Thanks @betanalpha for the useful comments.
Can you make this suggestion more concrete? We’re still in progress of adding tools for comparing new results to “gold standard” and suggestions with as many details as possible are welcome. The idea of storing “gold standard” draws was that the user is not limited to pre-defined set of expectations, but we are happy to get recommendations for any default set.
Preferably we would want have more than 100k, but the current choice is a compromise. We could sample for some posteriors even more than 100k draws and compute set of pre-defined expectations to save time and memory of the users of the database. Those using Stan could also anytime get more draws if there is doubt that 10k is not enough. As the database is meant for many things, I’m not sure if we would like to have 100k for all.
Sure, and we don’t currently have “gold standard” for LDA and it’s set to NULL. We think it’s useful to have also models and posteriors which we know to be difficult.

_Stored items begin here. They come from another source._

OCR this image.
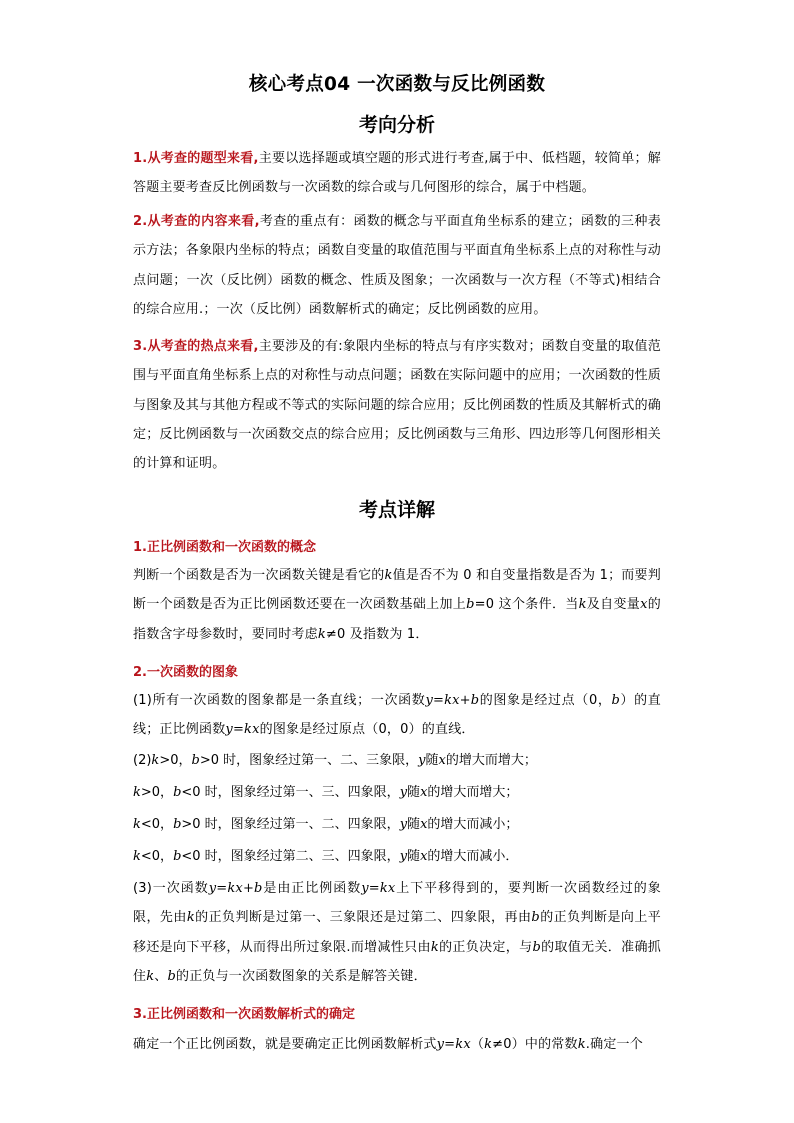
核心考点04 一次函数与反比例函数
考向分析

1.从考查的题型来看,主要以选择题或填空题的形式进行考查,属于中、低档题，较简单；解答题主要考查反比例函数与一次函数的综合或与几何图形的综合，属于中档题。

2.从考查的内容来看,考查的重点有：函数的概念与平面直角坐标系的建立；函数的三种表示方法；各象限内坐标的特点；函数自变量的取值范围与平面直角坐标系上点的对称性与动点问题；一次（反比例）函数的概念、性质及图象；一次函数与一次方程（不等式)相结合的综合应用.；一次（反比例）函数解析式的确定；反比例函数的应用。

3.从考查的热点来看,主要涉及的有:象限内坐标的特点与有序实数对；函数自变量的取值范围与平面直角坐标系上点的对称性与动点问题；函数在实际问题中的应用；一次函数的性质与图象及其与其他方程或不等式的实际问题的综合应用；反比例函数的性质及其解析式的确定；反比例函数与一次函数交点的综合应用；反比例函数与三角形、四边形等几何图形相关的计算和证明。

考点详解

1.正比例函数和一次函数的概念

判断一个函数是否为一次函数关键是看它的k值是否不为 0 和自变量指数是否为 1；而要判断一个函数是否为正比例函数还要在一次函数基础上加上b=0 这个条件．当k及自变量x的指数含字母参数时，要同时考虑k≠0 及指数为 1．

2.一次函数的图象

(1)所有一次函数的图象都是一条直线；一次函数y=kx+b的图象是经过点（0，b）的直线；正比例函数y=kx的图象是经过原点（0，0）的直线．

(2)k>0，b>0 时，图象经过第一、二、三象限，y随x的增大而增大；

k>0，b<0 时，图象经过第一、三、四象限，y随x的增大而增大；

k<0，b>0 时，图象经过第一、二、四象限，y随x的增大而减小；

k<0，b<0 时，图象经过第二、三、四象限，y随x的增大而减小．

(3)一次函数y=kx+b是由正比例函数y=kx上下平移得到的，要判断一次函数经过的象限，先由k的正负判断是过第一、三象限还是过第二、四象限，再由b的正负判断是向上平移还是向下平移，从而得出所过象限.而增减性只由k的正负决定，与b的取值无关．准确抓住k、b的正负与一次函数图象的关系是解答关键．

3.正比例函数和一次函数解析式的确定

确定一个正比例函数，就是要确定正比例函数解析式y=kx（k≠0）中的常数k.确定一个
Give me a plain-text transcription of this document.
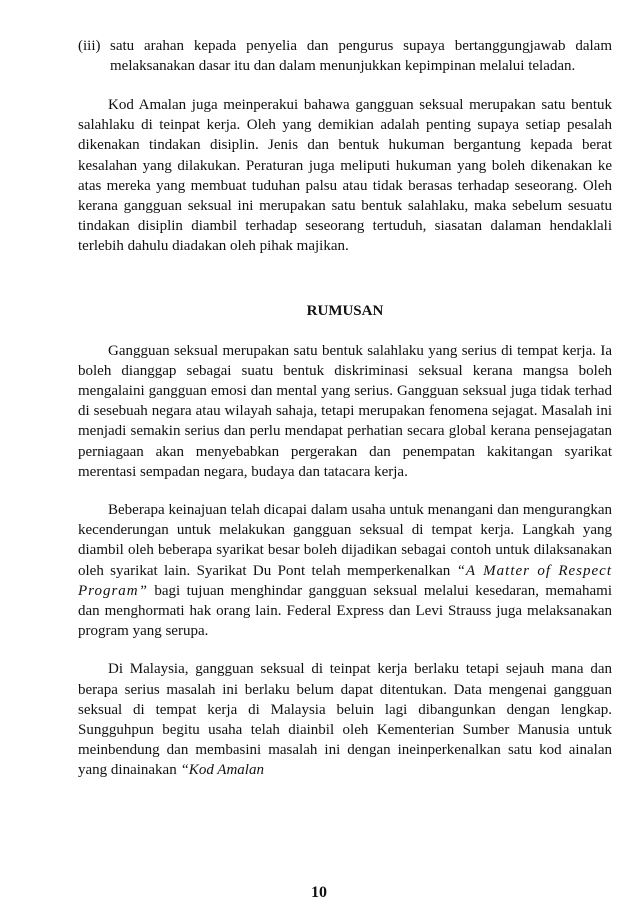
(iii) satu arahan kepada penyelia dan pengurus supaya bertanggungjawab dalam melaksanakan dasar itu dan dalam menunjukkan kepimpinan melalui teladan.

Kod Amalan juga meinperakui bahawa gangguan seksual merupakan satu bentuk salahlaku di teinpat kerja. Oleh yang demikian adalah penting supaya setiap pesalah dikenakan tindakan disiplin. Jenis dan bentuk hukuman bergantung kepada berat kesalahan yang dilakukan. Peraturan juga meliputi hukuman yang boleh dikenakan ke atas mereka yang membuat tuduhan palsu atau tidak berasas terhadap seseorang. Oleh kerana gangguan seksual ini merupakan satu bentuk salahlaku, maka sebelum sesuatu tindakan disiplin diambil terhadap seseorang tertuduh, siasatan dalaman hendaklali terlebih dahulu diadakan oleh pihak majikan.

RUMUSAN

Gangguan seksual merupakan satu bentuk salahlaku yang serius di tempat kerja. Ia boleh dianggap sebagai suatu bentuk diskriminasi seksual kerana mangsa boleh mengalaini gangguan emosi dan mental yang serius. Gangguan seksual juga tidak terhad di sesebuah negara atau wilayah sahaja, tetapi merupakan fenomena sejagat. Masalah ini menjadi semakin serius dan perlu mendapat perhatian secara global kerana pensejagatan perniagaan akan menyebabkan pergerakan dan penempatan kakitangan syarikat merentasi sempadan negara, budaya dan tatacara kerja.

Beberapa keinajuan telah dicapai dalam usaha untuk menangani dan mengurangkan kecenderungan untuk melakukan gangguan seksual di tempat kerja. Langkah yang diambil oleh beberapa syarikat besar boleh dijadikan sebagai contoh untuk dilaksanakan oleh syarikat lain. Syarikat Du Pont telah memperkenalkan “A Matter of Respect Program” bagi tujuan menghindar gangguan seksual melalui kesedaran, memahami dan menghormati hak orang lain. Federal Express dan Levi Strauss juga melaksanakan program yang serupa.

Di Malaysia, gangguan seksual di teinpat kerja berlaku tetapi sejauh mana dan berapa serius masalah ini berlaku belum dapat ditentukan. Data mengenai gangguan seksual di tempat kerja di Malaysia beluin lagi dibangunkan dengan lengkap. Sungguhpun begitu usaha telah diainbil oleh Kementerian Sumber Manusia untuk meinbendung dan membasini masalah ini dengan ineinperkenalkan satu kod ainalan yang dinainakan “Kod Amalan

10
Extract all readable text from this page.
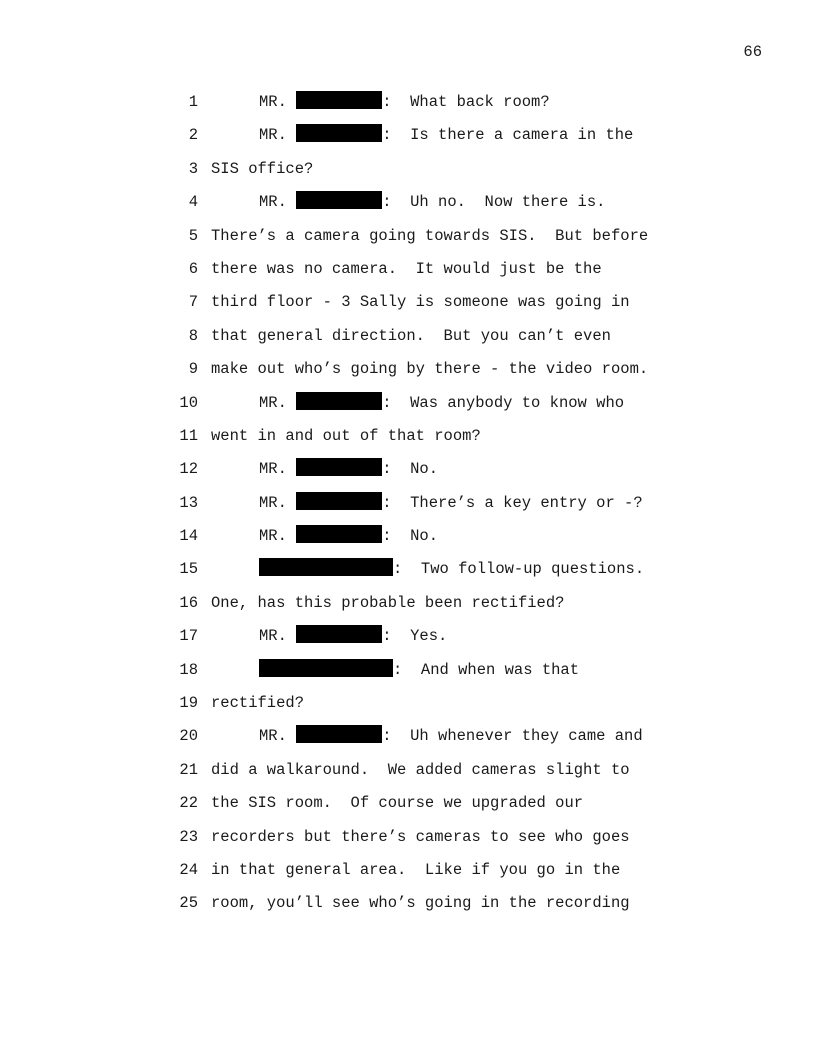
66
1	MR.	:  What back room?
2	MR.	:  Is there a camera in the
3 SIS office?
4	MR.	:  Uh no.  Now there is.
5 There’s a camera going towards SIS.  But before
6 there was no camera.  It would just be the
7 third floor - 3 Sally is someone was going in
8 that general direction.  But you can’t even
9 make out who’s going by there - the video room.
10	MR.	:  Was anybody to know who
11 went in and out of that room?
12	MR.	:  No.
13	MR.	:  There’s a key entry or -?
14	MR.	:  No.
15	:  Two follow-up questions.
16 One, has this probable been rectified?
17	MR.	:  Yes.
18	:  And when was that
19 rectified?
20	MR.	:  Uh whenever they came and
21 did a walkaround.  We added cameras slight to
22 the SIS room.  Of course we upgraded our
23 recorders but there’s cameras to see who goes
24 in that general area.  Like if you go in the
25 room, you’ll see who’s going in the recording
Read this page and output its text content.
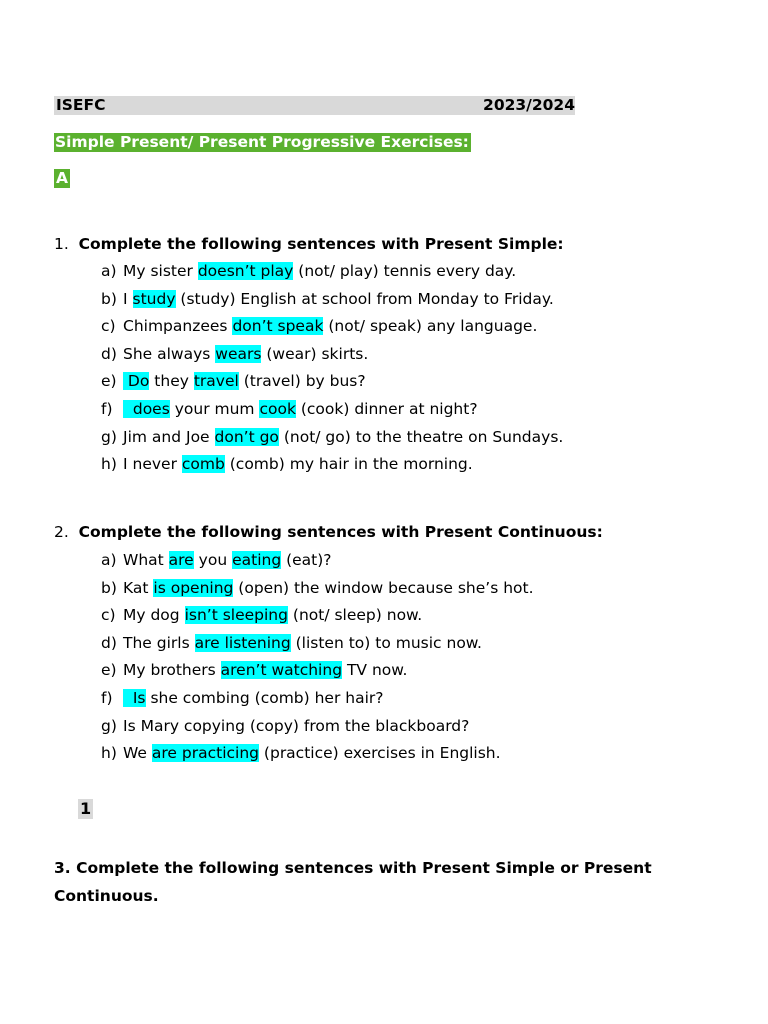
ISEFC	2023/2024
Simple Present/ Present Progressive Exercises:
A
1.  Complete the following sentences with Present Simple:
a) My sister doesn’t play (not/ play) tennis every day.
b) I study (study) English at school from Monday to Friday.
c) Chimpanzees don’t speak (not/ speak) any language.
d) She always wears (wear) skirts.
e) Do they travel (travel) by bus?
f)  does your mum cook (cook) dinner at night?
g) Jim and Joe don’t go (not/ go) to the theatre on Sundays.
h) I never comb (comb) my hair in the morning.
2.  Complete the following sentences with Present Continuous:
a) What are you eating (eat)?
b) Kat is opening (open) the window because she’s hot.
c) My dog isn’t sleeping (not/ sleep) now.
d) The girls are listening (listen to) to music now.
e) My brothers aren’t watching TV now.
f)  Is she combing (comb) her hair?
g) Is Mary copying (copy) from the blackboard?
h) We are practicing (practice) exercises in English.
1
3. Complete the following sentences with Present Simple or Present Continuous.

Using the keywords and whether “gold standard” exists, it is possible to run tests for only the cases you trust.
The database has information how the “gold standard” has been obtained, but it might also useful to have this kind of tiers as shorthand notation for the most common choices.
I agree
We know that about stat_comp_benchmark
and that is one reason why we have been working on this.
We hope this will be a community effort and people will submit pull requests for their favorite models and posteriors. And even if not making the effort for complete pull request, even just recommending models with best practices Stan code and description why the model/posterior is interesting.